Scaife noted the main tectonic elements that can be observed going west to east:
- Andaman Trench/Inner Slope.
- Outer High/Trench slope break.
- Fore-Arc Basin.
- Volcanic Arc.
- Back-Arc Basin.
- Mergui Terrace.
“The Indian sector of the Andaman Sea Basin is regarded as frontier territory, with only 13 wells drilled in the project area east of the Andaman Islands,” Scaife said. “The first of these wells hit gas in Miocene limestone.”
This discovery was determined to prove the existence of active hydrocarbon systems that contain generating hydrocarbon source, reservoir and seal features along with migration and trapping mechanisms.
“Even so,” Scaife noted, “the majority of the basin, particularly deepwater, has yet to be explored.”
The Andaman Sea Basin lies between and on trend with the mature hydrocarbon-producing provinces of Myanmar to the north and Indonesia to the south.
Both these areas contain world class producing fields.
An example of limestone build-up – the basin’s cap rock. The section length is 28 kilometers.
Scaife emphasized that features observed on the Spectrum reprocessed seismic appear to be analogous to these fields and indicate these successful play fairways can be extrapolated into the Andaman Sea Basin frontier area.
Late Cretaceous and Eocene age sediments are reported to be the primary source rocks in the basin. They possibly are the source of the gas in the Miocene in the aforementioned discovery well.
“Biogenic gas is reported to be sourced from Neogene sediments as evidenced from the present day active mud volcanoes,” Scaife said. “Miocene carbonates and turbidites of the Mio-Pliocene are reported to be the reservoir rocks with intra-formational shales and tight limestone of Neogene age acting as cap rocks within the basin.”
Interpretation of the reprocessed data has shown that the Andaman Sea Basin harbors all of the necessary components for successful hydrocarbon exploration.
The interpretation identified potential source, reservoir (carbonates and clastics) and seal intervals and also structural and stratigraphic trapping geometries.

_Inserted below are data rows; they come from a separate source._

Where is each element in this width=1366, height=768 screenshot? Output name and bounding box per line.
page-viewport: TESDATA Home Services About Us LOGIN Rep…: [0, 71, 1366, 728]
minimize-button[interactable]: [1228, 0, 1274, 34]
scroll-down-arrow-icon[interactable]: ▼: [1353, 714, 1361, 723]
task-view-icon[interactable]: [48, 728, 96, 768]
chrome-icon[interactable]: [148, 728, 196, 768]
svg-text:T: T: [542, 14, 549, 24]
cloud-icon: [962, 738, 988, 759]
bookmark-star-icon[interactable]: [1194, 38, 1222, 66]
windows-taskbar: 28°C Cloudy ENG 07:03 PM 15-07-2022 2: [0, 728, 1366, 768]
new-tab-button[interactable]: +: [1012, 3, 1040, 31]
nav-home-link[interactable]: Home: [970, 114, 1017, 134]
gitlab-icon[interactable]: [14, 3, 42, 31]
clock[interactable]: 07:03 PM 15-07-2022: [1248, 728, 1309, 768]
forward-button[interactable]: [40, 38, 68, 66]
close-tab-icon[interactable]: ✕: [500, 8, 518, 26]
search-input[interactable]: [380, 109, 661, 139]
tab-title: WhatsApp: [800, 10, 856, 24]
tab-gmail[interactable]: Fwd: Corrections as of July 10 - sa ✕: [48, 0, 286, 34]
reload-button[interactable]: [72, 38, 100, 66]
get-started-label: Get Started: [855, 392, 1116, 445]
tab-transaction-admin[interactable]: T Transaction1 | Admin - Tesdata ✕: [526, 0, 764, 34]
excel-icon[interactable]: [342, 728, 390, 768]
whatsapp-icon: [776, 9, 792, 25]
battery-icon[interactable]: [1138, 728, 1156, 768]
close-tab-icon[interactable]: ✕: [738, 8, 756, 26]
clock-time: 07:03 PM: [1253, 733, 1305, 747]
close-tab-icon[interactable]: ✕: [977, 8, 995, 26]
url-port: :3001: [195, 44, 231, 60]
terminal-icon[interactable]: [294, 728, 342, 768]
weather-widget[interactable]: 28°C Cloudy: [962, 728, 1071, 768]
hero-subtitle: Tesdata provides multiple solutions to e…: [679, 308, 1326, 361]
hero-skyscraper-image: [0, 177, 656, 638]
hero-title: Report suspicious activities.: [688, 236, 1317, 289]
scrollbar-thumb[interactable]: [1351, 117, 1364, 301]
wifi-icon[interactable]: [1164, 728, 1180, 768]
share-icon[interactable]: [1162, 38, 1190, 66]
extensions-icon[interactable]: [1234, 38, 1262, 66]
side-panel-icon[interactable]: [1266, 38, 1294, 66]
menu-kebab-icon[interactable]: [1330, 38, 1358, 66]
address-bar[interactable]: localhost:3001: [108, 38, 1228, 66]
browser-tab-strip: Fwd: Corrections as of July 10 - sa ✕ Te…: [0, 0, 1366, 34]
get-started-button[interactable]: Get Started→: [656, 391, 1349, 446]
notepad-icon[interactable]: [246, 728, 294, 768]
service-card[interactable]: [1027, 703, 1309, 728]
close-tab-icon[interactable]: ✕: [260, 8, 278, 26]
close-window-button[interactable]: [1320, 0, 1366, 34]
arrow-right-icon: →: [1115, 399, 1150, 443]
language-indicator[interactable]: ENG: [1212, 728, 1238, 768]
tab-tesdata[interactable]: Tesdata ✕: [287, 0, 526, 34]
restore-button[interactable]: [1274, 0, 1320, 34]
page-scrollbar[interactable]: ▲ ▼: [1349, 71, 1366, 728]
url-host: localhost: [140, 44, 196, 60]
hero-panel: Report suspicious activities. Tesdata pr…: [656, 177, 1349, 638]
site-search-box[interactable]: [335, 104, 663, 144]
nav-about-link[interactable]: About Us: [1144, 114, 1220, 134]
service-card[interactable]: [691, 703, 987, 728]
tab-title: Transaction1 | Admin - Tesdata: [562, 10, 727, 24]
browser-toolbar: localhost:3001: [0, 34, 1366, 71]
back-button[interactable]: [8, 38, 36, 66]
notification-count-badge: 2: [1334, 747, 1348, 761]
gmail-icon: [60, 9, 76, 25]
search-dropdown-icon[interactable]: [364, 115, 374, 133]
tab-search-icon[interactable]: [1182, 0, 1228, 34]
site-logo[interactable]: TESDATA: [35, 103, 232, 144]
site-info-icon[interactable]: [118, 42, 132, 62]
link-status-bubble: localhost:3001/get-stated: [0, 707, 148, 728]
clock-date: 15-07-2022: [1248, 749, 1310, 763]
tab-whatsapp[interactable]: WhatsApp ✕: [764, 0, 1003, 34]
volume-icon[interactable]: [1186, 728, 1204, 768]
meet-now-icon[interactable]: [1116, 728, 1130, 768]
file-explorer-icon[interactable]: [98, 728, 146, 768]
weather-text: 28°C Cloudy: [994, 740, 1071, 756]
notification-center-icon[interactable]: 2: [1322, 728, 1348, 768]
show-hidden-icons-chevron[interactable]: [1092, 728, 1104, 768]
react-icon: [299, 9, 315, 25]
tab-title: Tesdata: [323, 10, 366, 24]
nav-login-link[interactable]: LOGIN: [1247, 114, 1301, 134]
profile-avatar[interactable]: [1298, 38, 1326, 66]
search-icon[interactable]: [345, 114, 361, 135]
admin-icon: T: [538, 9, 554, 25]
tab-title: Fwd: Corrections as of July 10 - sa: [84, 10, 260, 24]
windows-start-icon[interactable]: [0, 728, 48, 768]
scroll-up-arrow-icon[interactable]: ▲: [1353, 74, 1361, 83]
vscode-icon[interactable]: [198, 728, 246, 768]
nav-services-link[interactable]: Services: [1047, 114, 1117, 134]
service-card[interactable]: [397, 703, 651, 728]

Scaife noted that direct hydrocarbon indicators (DHI) are observed, which include:
- Gas clouds.
- Bright and flat spots.
- Seabed pock marks.
- Vent mounds.
He added that bottom-simulating reflectors indicate the presence of gas hydrates.
Granted, the reprocessing program yielded significant results over the earlier processing.
But getting from there to here was no slam-dunk.
Scaif summarized the considerable challenges to the reprocessing effort:
- Data spread over a large area incorporating very varied geological terrains.
- Differences in ages and parameters of acquisition and the very sparse grid.
- Big bathymetric range from very shallow water to 3.5-plus kilometer water depth.
- Often dealing with high relief and abrupt changes in water depth.
- Structural/tectonic complexity, e.g., numerous steep dips with the angle and direction of dip varying dramatically within short distances.
- Complicated ray paths and considerable amount of data from out of the plane of the section complicating the velocity analyses and contaminating the multiples.
- Shallow reefs, rugose small-scale structures and very variable velocities scatter energy and complicate deeper imaging.
When all was said and done, the imaging was improved via:
- Reducing multiple contamination.
- Enhancing the signal-to-noise ratio by attenuating energy scattered by shallow geology.
- Improving the continuity of events.
- Enhancing the temporal and spatial resolution and, therefore the seismic character.
- Improved imaging of the deeper section.